In response to the GFC, the federal government decided to lend its full support to banks and other financial companies. The government’s initiatives were designed to protect US consumers and businesses from the effects of the housing bust and associated collapse seem in the financial system. But in doing so, they also extended a lifeline to financial companies (and others sectors hit hard by the crisis, like the auto manufacturers). The government dramatically increased spending, reduced taxes, and stepped in to buy (or guarantee) massive amounts of bad debt from banks and other investors. The government’s actions prevented big investment losses on unsecured bank bonds, mortgage-backed securities, commercial paper, and other debt instruments, as well as a tangled web of derivatives that multiplied total exposures many times over. And, of course, the government’s action also reduced the losses sustained by investors in bank stocks.

The government’s assistance during the GFC did not come for free. Banks were forced to recapitalize (issue more stock, diluting existing shareholders) and agree to some onerous terms in exchange for the government’s support. The higher capital requirements imposed in the wake of the GFC continue to affect bank returns on equity (ROEs), which drive valuations for bank stocks. These actions were painful but did set the stage for recovery, leaving the U.S. banks in significantly better shape than their European counterparts.

While there may be some similarities between the government’s support for banking sector after the GFC and its response to the pandemic, there are critical differences. First, bank balance sheets were in excellent shape going into the COVID crisis. Second, the COVID crisis was in no way caused by reckless behavior on the part of banks. The appropriateness of the most recent bailout, compared to the GFC bailout, is far easier to defend. In fact, it could be argued that banks had been too cautious in underwriting new loans after the GFC, thereby inhibiting better rates of economic growth in the years leading up to COVID’s arrival. I would argue that this time the government and its agencies have acted well within their mandates to protect U.S. citizens and the U.S. financial system.

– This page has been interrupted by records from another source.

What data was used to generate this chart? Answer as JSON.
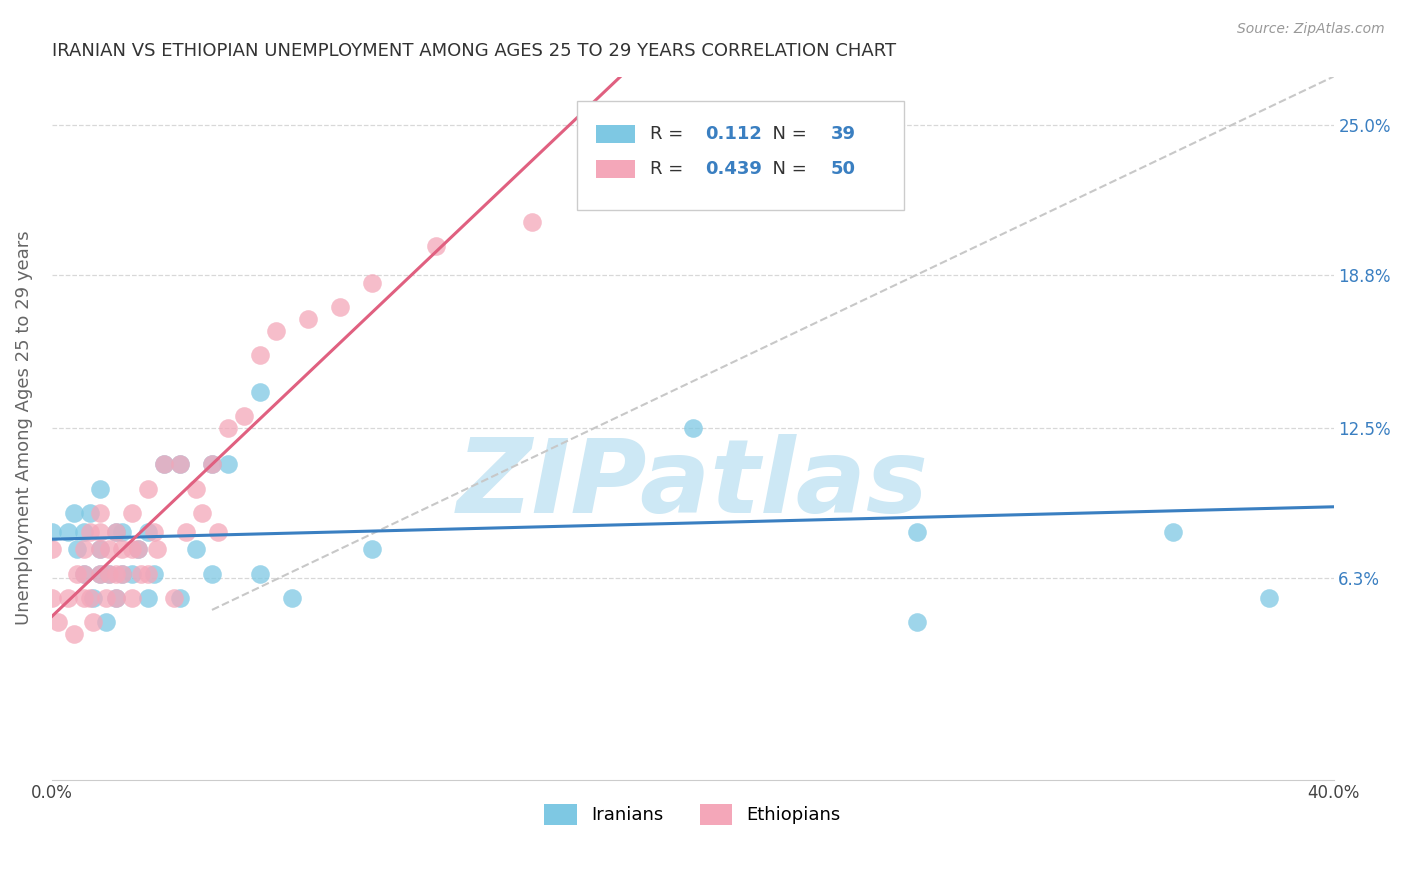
{
  "title": "IRANIAN VS ETHIOPIAN UNEMPLOYMENT AMONG AGES 25 TO 29 YEARS CORRELATION CHART",
  "source": "Source: ZipAtlas.com",
  "ylabel": "Unemployment Among Ages 25 to 29 years",
  "xlim": [
    0.0,
    0.4
  ],
  "ylim": [
    -0.02,
    0.27
  ],
  "xticks": [
    0.0,
    0.05,
    0.1,
    0.15,
    0.2,
    0.25,
    0.3,
    0.35,
    0.4
  ],
  "ytick_labels_right": [
    "6.3%",
    "12.5%",
    "18.8%",
    "25.0%"
  ],
  "ytick_vals_right": [
    0.063,
    0.125,
    0.188,
    0.25
  ],
  "iranian_color": "#7ec8e3",
  "ethiopian_color": "#f4a7b9",
  "iranian_line_color": "#3a7fc1",
  "ethiopian_line_color": "#e06080",
  "ref_line_color": "#c8c8c8",
  "R_iranian": 0.112,
  "N_iranian": 39,
  "R_ethiopian": 0.439,
  "N_ethiopian": 50,
  "iranians_x": [
    0.0,
    0.005,
    0.007,
    0.008,
    0.01,
    0.01,
    0.012,
    0.013,
    0.015,
    0.015,
    0.015,
    0.017,
    0.018,
    0.02,
    0.02,
    0.022,
    0.022,
    0.025,
    0.027,
    0.03,
    0.03,
    0.032,
    0.035,
    0.04,
    0.04,
    0.045,
    0.05,
    0.05,
    0.055,
    0.065,
    0.065,
    0.075,
    0.1,
    0.17,
    0.2,
    0.27,
    0.27,
    0.35,
    0.38
  ],
  "iranians_y": [
    0.082,
    0.082,
    0.09,
    0.075,
    0.065,
    0.082,
    0.09,
    0.055,
    0.065,
    0.075,
    0.1,
    0.045,
    0.065,
    0.055,
    0.082,
    0.065,
    0.082,
    0.065,
    0.075,
    0.055,
    0.082,
    0.065,
    0.11,
    0.11,
    0.055,
    0.075,
    0.11,
    0.065,
    0.11,
    0.14,
    0.065,
    0.055,
    0.075,
    0.22,
    0.125,
    0.082,
    0.045,
    0.082,
    0.055
  ],
  "ethiopians_x": [
    0.0,
    0.0,
    0.002,
    0.005,
    0.007,
    0.008,
    0.01,
    0.01,
    0.01,
    0.012,
    0.012,
    0.013,
    0.015,
    0.015,
    0.015,
    0.015,
    0.017,
    0.018,
    0.018,
    0.02,
    0.02,
    0.02,
    0.022,
    0.022,
    0.025,
    0.025,
    0.025,
    0.027,
    0.028,
    0.03,
    0.03,
    0.032,
    0.033,
    0.035,
    0.038,
    0.04,
    0.042,
    0.045,
    0.047,
    0.05,
    0.052,
    0.055,
    0.06,
    0.065,
    0.07,
    0.08,
    0.09,
    0.1,
    0.12,
    0.15
  ],
  "ethiopians_y": [
    0.055,
    0.075,
    0.045,
    0.055,
    0.04,
    0.065,
    0.055,
    0.065,
    0.075,
    0.055,
    0.082,
    0.045,
    0.065,
    0.075,
    0.082,
    0.09,
    0.055,
    0.065,
    0.075,
    0.055,
    0.065,
    0.082,
    0.065,
    0.075,
    0.075,
    0.09,
    0.055,
    0.075,
    0.065,
    0.1,
    0.065,
    0.082,
    0.075,
    0.11,
    0.055,
    0.11,
    0.082,
    0.1,
    0.09,
    0.11,
    0.082,
    0.125,
    0.13,
    0.155,
    0.165,
    0.17,
    0.175,
    0.185,
    0.2,
    0.21
  ],
  "watermark": "ZIPatlas",
  "watermark_color": "#cde8f5",
  "background_color": "#ffffff",
  "grid_color": "#d8d8d8"
}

The following chart shows the delivery mechanisms through which the federal government has assisted the banking sector over the past 15 months or so. At the cost of a temporary restriction on stock buybacks and dividend increases, the government protected banks from incurring a wave of consumer and business loan defaults which otherwise may have eaten through earnings and loan loss reserves and into capital. True, the banks were forced to make huge additions to their loan loss reserves, which heavily affected earnings for a couple of quarters. But those reserves are now being dropped to the bottom line as unemployment recedes and the economy is opening up. As a result, bank profitability has been restored, capital returns are increasing, and the stocks have soared. The KBW Bank Index is 5% higher than it was at the end of 2019, prior to the arrival of COVID. Bank bonds are also materially higher, driven by the Fed’s initiatives to suppress interest rates and promote tight credit spreads.

Though banks have been beneficiaries of COVID-related government support initiatives, other sectors have clearly benefitted as well. In fact, the U.S. corporations in the S&P 500 are expected to post $189.59 in EPS in 2021, which would be a record high and some 18% above the prior record in 2019. Large U.S. companies are benefitting not only from the economic rebound and COVID-related stimulus, but also from market share gains taken from foreign competitors and, in many cases, smaller U.S. competitors.

So what do we think about the banks today? The economic outlook is always uncertain. However, we do know that the high quality financials that we own for clients are a bit cheaper than they were a month ago. We continue to believe that the risk/reward in these stocks remains attractive for long-term investors. The balance sheets are excellent, dividend yields are well-above average, ROEs are low- to mid-teens, and valuations are undemanding vs. the overall market. Bank stocks typically benefit from a recovering economy and a steeper yield curve. Despite the market action in rates over the past few months, this positive scenario could still play out over the next few years. If the economic recovery stumbles, we want to own banks with rock solid balance sheets that can endure another tough period and come out stronger on the other side.